HackerEarth Chocolate distribution problem solution

In this HackerEarth Chocolate distribution problem solution There are N people standing in a row with some counti (1 <=i <= N) a number of chocolates in their hands. You have to select a range of people and take all their chocolates with the condition that you should be able to distribute those chocolates equally among M boxes.

Write a program to determine the maximum number of chocolates that can be placed in a box.

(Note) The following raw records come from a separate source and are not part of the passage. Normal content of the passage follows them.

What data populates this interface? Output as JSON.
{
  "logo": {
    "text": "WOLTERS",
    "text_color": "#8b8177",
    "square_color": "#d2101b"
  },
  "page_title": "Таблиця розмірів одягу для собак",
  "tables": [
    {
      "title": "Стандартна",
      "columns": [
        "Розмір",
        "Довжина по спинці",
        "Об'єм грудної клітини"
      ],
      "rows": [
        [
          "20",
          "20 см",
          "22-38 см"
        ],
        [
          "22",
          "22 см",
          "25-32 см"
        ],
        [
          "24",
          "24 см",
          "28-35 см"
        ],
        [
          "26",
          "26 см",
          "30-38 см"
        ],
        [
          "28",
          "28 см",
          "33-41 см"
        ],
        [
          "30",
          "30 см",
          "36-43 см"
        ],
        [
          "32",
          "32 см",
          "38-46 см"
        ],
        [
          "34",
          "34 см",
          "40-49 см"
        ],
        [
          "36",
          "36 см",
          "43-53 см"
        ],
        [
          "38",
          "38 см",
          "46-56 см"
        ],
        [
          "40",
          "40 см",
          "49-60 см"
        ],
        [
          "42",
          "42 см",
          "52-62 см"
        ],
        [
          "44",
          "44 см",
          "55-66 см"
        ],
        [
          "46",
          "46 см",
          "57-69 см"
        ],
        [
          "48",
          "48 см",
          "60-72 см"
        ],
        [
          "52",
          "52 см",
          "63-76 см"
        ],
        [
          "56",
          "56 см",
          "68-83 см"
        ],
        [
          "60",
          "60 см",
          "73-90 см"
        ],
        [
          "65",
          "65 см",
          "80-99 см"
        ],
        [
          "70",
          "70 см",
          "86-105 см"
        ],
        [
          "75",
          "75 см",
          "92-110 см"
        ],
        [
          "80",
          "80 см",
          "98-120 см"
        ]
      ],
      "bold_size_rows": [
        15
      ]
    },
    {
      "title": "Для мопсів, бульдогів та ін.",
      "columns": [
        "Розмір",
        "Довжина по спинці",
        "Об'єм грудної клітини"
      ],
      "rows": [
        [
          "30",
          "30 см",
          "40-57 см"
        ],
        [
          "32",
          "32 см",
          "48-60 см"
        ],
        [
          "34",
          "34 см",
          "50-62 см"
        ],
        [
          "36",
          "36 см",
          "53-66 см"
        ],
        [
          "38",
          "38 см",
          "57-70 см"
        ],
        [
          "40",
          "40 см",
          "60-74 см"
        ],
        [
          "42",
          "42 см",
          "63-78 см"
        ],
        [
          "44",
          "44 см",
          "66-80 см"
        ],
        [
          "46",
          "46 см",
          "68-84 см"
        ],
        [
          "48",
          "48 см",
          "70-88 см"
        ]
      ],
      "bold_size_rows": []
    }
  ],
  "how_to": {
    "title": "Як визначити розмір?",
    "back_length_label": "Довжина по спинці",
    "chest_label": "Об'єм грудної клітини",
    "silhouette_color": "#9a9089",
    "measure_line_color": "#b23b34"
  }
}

HackerEarth Chocolate distribution problem solution.

#include <bits/stdc++.h>
#define MAX 100005
using namespace std;
long long int last_modulo[MAX];
int main()
{
  int testcase ;
  scanf("%d" , &testcase);
  int arr[MAX];
  long long int ans = 0;
  while(testcase--)
  {
    ans = 0;
    int n , m ;
    scanf("%d %d" , &n , &m);
    memset( last_modulo , -1 , sizeof(last_modulo) );
    last_modulo[0] = 0;
    for( int i = 0 ; i < n ; i++ )
      scanf("%d" , &arr[i] );

    long long int sum = 0;
    for( int i = 0 ; i < n ; i++ )
    {
      sum += arr[i];
      int tmp = sum % m ;
      if( last_modulo[ tmp ] == -1 )
      {
        last_modulo[tmp] = sum ;
      }
      else
      {
        ans = max( ans , sum - last_modulo[tmp] );
      }
    }
    printf("%d\n",ans / m  );
  }
  return 0;
}

Second solution

#include <bits/stdc++.h>

using namespace std;

#define bug() printf("BUG\n")
#define bug1(n) printf("bg1 %d\n",n)
#define bug2(a,b) printf("bg2 %d %d\n",a,b)
#define MOD 1000000007
#define ll long long
#define vi vector< int >
#define vll vector< long long >
#define vvi vector< vector< int > >
#define vvll vector< vector< long long > >
#define pi pair< int, int >
#define pll pair< long long, long long >
#define vpi vector< pair< int, int > >
#define vpll vector< pair< long long, long long > >
#define pb(n) push_back(n)
#define mp(a,b) make_pair(a,b)
#define printA(a,n) for(int i = 0;i < n;++i) cout<<a[i]<<" "; cout<<endl;

int main()
{
  int t;
  scanf("%d",&t);
  assert(t >= 1 && t <= 1000);
  ll ns = 0;
  while(t--)
  {
    ll n,m;
    scanf("%lld %lld",&n,&m);
    ns += n;
    assert(n >= 1 && n <= 100000);
    assert(m >= 1 && m <= 100000);
    ll a[n+1],sum = 0;
    ll mods[n+1],sums[n+1];
    ll firsts[100005]={0},lasts[100005]={0};
    a[0] = 0;
    mods[0] = 0;
    sums[0] = 0;
    for (int i = 1; i <= n; ++i)
    {
      scanf("%lld",&a[i]);
      assert(a[i] >= 0 && a[i] <= 100000);
      sum += a[i];
      sums[i] = sum;
      mods[i] = sum%m;
      if (mods[i] == 0)
      {
        lasts[0] = i;
      }
      else if(firsts[mods[i]] == 0)
      {
        firsts[mods[i]] = i;
        lasts[mods[i]] = i;
      }
      else
      {
        lasts[mods[i]] = i;
      }
    }
    if(sum < m)
    {
      printf("0\n");
      continue;
    }
    if(sum%m == 0)
    {
      printf("%lld\n", sum/m);
      continue;
    }
    ll ans = 0,temp;
    for (int i = 0; i < m; ++i)
    {
      temp = (sums[lasts[i]] - sums[firsts[i]])/m;
      if (temp > ans)
      {
        ans = temp;
      }
    }
    printf("%lld\n", ans);
  }
  assert(ns <= 10000000);
  return 0;
}